We were excited to learn that the theme of this year’s Black History Month is to “explore black women’s contributions to America”. History has given us some incredible stories of courage, strength and leadership from African-American women, including pioneers for freedom and equality: Harriet Tubman, the leader of the Underground Railroad; Sojourner Truth, who spread the word of equality; and Rosa Parks, the mother of the modern Civil Rights Movement, to name just a few. The paths that these women paved have certainly played a critical role in helping to create a new generation of black women leaders, women who have distinguished themselves in all areas of industry, and who are making history today. One such Woman You Should Know is Ursula Burns, rated by Forbes in 2009 as the 14th most powerful woman in the world.

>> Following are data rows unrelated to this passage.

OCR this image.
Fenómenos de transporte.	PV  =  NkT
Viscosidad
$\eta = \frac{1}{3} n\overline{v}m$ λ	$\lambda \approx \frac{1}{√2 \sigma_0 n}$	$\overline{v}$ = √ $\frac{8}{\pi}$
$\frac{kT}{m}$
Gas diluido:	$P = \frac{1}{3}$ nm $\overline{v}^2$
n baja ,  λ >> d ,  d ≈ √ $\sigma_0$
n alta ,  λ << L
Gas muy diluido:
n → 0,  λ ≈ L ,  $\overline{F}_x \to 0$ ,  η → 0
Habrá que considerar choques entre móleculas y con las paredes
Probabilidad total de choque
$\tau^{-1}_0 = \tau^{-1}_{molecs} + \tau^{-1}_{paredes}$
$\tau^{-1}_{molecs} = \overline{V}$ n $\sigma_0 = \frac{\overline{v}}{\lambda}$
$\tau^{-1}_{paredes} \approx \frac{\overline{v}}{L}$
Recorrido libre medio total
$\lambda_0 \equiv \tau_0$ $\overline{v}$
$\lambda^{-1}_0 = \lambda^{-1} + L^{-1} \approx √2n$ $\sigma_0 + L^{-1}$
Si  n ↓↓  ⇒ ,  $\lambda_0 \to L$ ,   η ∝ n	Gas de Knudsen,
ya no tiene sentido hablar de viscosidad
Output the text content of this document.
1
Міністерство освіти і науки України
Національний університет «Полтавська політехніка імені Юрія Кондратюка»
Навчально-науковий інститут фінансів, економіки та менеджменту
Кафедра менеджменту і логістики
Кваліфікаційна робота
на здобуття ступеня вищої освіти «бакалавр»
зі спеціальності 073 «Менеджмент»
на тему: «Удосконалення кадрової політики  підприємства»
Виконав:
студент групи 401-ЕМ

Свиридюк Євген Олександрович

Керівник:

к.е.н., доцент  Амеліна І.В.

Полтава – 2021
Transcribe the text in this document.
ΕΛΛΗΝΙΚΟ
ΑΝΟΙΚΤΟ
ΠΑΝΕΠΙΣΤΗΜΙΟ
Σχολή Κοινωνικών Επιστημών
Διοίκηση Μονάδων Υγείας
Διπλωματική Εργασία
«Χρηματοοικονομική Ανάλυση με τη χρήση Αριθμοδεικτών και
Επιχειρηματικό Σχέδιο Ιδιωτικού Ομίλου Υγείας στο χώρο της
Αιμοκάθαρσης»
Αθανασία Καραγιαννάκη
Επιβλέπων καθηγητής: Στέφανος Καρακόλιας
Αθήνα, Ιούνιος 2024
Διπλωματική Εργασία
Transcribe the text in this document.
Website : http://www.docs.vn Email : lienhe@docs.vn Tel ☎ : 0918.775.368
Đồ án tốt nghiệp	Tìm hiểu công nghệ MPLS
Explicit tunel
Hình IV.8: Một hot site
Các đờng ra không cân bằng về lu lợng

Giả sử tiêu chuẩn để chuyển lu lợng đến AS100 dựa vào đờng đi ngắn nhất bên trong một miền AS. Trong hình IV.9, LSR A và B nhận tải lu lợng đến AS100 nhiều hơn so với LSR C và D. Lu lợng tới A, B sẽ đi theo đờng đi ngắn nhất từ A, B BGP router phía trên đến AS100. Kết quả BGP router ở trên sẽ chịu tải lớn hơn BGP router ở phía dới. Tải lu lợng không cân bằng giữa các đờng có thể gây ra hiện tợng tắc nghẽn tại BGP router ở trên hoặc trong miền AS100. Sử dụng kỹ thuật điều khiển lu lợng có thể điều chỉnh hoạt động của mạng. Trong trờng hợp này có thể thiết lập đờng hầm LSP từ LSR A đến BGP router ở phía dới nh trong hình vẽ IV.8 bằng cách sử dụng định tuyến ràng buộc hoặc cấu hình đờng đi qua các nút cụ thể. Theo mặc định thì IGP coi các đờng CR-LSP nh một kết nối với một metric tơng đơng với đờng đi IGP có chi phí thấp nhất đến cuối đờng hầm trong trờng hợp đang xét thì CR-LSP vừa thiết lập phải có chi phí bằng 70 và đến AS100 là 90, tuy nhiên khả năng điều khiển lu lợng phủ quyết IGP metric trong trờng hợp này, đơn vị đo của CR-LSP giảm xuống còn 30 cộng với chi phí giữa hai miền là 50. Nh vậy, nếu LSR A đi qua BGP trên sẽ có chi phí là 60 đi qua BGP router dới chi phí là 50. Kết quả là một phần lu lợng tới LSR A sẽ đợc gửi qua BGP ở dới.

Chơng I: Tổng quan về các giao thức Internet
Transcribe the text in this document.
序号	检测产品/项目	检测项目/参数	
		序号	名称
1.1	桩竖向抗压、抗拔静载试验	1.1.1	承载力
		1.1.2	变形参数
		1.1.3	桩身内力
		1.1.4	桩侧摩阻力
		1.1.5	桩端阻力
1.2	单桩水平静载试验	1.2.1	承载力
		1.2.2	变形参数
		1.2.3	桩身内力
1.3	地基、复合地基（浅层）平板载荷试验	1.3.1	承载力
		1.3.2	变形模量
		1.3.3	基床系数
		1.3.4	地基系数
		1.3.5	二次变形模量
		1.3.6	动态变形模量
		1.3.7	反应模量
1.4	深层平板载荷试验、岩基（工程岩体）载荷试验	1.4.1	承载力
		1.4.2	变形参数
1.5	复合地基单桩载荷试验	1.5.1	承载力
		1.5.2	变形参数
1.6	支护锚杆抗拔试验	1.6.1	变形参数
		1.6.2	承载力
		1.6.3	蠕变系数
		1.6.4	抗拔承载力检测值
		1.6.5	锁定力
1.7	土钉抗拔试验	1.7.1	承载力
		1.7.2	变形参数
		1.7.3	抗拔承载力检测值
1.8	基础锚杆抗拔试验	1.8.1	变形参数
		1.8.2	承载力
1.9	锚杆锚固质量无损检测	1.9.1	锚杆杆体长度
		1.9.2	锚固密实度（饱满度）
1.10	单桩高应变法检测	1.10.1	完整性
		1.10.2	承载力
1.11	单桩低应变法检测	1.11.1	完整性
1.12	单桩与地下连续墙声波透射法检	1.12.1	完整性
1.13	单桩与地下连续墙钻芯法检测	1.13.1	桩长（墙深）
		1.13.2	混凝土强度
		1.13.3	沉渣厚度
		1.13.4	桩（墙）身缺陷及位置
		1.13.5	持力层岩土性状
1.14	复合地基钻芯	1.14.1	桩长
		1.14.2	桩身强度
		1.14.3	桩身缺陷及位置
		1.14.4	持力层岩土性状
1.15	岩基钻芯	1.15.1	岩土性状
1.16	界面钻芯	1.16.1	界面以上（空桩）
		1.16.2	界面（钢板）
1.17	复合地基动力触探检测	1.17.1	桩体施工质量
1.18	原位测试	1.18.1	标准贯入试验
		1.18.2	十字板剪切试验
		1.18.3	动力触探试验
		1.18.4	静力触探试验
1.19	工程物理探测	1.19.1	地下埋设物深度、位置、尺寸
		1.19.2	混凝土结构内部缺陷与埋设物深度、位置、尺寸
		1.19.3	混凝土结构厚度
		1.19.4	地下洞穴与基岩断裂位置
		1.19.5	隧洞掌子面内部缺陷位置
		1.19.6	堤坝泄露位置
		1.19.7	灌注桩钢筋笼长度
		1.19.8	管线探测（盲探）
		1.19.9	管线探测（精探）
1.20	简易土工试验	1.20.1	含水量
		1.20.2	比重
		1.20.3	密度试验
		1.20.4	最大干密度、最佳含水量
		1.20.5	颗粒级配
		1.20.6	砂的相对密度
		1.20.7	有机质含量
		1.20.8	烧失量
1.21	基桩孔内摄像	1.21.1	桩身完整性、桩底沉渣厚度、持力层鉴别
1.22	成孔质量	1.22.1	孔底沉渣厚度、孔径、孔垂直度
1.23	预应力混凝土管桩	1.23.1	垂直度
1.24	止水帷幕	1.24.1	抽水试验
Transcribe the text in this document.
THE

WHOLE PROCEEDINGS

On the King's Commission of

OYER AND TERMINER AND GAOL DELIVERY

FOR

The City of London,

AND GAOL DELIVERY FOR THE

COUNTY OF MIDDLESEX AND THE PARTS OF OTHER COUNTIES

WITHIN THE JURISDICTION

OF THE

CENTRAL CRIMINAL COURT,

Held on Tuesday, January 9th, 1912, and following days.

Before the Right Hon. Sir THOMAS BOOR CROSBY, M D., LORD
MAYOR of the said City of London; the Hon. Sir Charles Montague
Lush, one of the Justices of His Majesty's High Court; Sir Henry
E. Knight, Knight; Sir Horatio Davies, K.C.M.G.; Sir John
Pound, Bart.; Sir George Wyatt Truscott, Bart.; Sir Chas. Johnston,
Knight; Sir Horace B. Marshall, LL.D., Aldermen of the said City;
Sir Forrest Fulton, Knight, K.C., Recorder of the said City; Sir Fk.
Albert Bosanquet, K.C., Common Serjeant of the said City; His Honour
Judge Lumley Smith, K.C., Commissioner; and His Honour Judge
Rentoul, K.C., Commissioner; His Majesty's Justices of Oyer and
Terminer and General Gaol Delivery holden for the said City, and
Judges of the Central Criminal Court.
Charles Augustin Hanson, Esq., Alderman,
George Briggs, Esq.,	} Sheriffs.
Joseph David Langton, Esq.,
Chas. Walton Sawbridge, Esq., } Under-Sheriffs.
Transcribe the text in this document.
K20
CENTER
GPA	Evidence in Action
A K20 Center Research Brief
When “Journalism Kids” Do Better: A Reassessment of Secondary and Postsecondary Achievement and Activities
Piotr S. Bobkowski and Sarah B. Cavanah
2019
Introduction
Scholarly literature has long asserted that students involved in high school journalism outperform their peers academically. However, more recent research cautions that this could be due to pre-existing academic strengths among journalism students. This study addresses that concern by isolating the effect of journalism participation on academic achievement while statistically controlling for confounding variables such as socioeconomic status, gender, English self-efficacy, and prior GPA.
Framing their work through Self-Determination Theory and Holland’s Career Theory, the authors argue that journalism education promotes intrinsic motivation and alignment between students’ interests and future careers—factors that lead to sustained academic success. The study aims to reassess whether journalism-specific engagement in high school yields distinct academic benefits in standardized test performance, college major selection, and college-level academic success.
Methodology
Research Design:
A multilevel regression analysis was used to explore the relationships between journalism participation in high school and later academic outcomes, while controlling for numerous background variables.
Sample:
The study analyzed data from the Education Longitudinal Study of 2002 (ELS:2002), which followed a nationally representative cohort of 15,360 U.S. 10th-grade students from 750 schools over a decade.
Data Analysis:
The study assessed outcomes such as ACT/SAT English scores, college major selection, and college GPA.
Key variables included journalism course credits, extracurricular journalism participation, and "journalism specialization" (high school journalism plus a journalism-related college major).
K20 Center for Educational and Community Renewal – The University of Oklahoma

Ms. Burns is the chairman and chief executive officer of Xerox Corporation, the first black woman to be named CEO of a Fortune 500 company, and the mother of two. Here is her extraordinary story.
Born Sept. 20, 1958, Ursula Burns grew up in a low-income housing community on Delancey Street, in New York City. She was the middle child of three with a single mother who worked several jobs to be able to send Ursula and her siblings to Catholic school. It was important to her mother to be able to provide her children with a good education in a safe environment, and was dedicated to making it happen for them. It was at school, that Ms. Burns discovered her incredible aptitude for math.
Armed with her wizardry for numbers, Ms. Burns charted her path up and out of the projects. She headed to Polytechnic Institute of NYU where she chose a road less taken by most women of her generation, and earned her Bachelor of Science degree in engineering. She continued to defy the teachers who had been directing her toward a more traditional career in nursing or teaching, and entered a graduate program in mechanical engineering at Columbia University. The program at Columbia was specifically created for minority students, and tuition was partially paid for by the Xerox Corporation. As part of the graduate program, Ms. Burns took a summer intern position with Xerox, and when she graduated with her degree in 1981, she joined the company full time.
Known for her tenacity and incomparable work ethic, it wasn’t much of a surprise that Ms. Burns quickly made her way through the ranks at Xerox overseeing several areas of the company – engineering, manufacturing, product development, and marketing – along the way. But, there were the naysayers who felt her quick rise through the company was a result of affirmative action. In true no-nonsense form, Ms. Burns responded to these claims in an interview with Black Enterprise magazine in 1997, “The fact that I did it faster than others has nothing to do with my race and gender. It was my performance.”
It was with this confidence that led Ms. Burns to several high-level positions before becoming Corporate Vice President in 1999, and then Senior Vice President of Strategic Services in 2000. Her climb up the corporate ladder continued when she added President of the Document Systems Solutions Group to her already extensive list of job titles in 2001.
In April 2007, Ms. Burns was named president of Xerox, expanding her leadership role to also include the company’s IT organization, corporate strategy, human resources, corporate marketing and global accounts. At that time, she was also elected a member of the company’s Board of Directors. She was named Chief Executive Officer in July 2009 and took on the role of chairman of the company on May 20, 2010.
But, it isn’t all about business for Ms. Burns, she is also a philanthropist and advocate. Through programs such as President Obama’s Change the Equation initiative, she’s encouraging more young women and minorities to pursue careers in math and science. She also provides leadership counsel to community, educational and non-profit organizations including FIRST (For Inspiration and Recognition of Science and Technology), National Academy Foundation, MIT, University of Rochester, and the U.S. Olympic Committee, among others.
In November of 2009 Ms. Burns was named by President Barack Obama to help lead the White House national program on STEM (science, technology, engineering and math) and was appointed vice chair of the President’s Export Council in March 2010.
Ms. Burns attributes much of her success to her mother, “My mother would always remind me: ‘Where you are is not who you are.’ I grew up in a poor neighborhood in New York City. My mother saw education as the way up and out for her children. It didn’t take long for me to see the wisdom in her beliefs.”
Ursula Burns has made history, but more importantly she has made a difference. It is this that makes her a Woman You Should Know.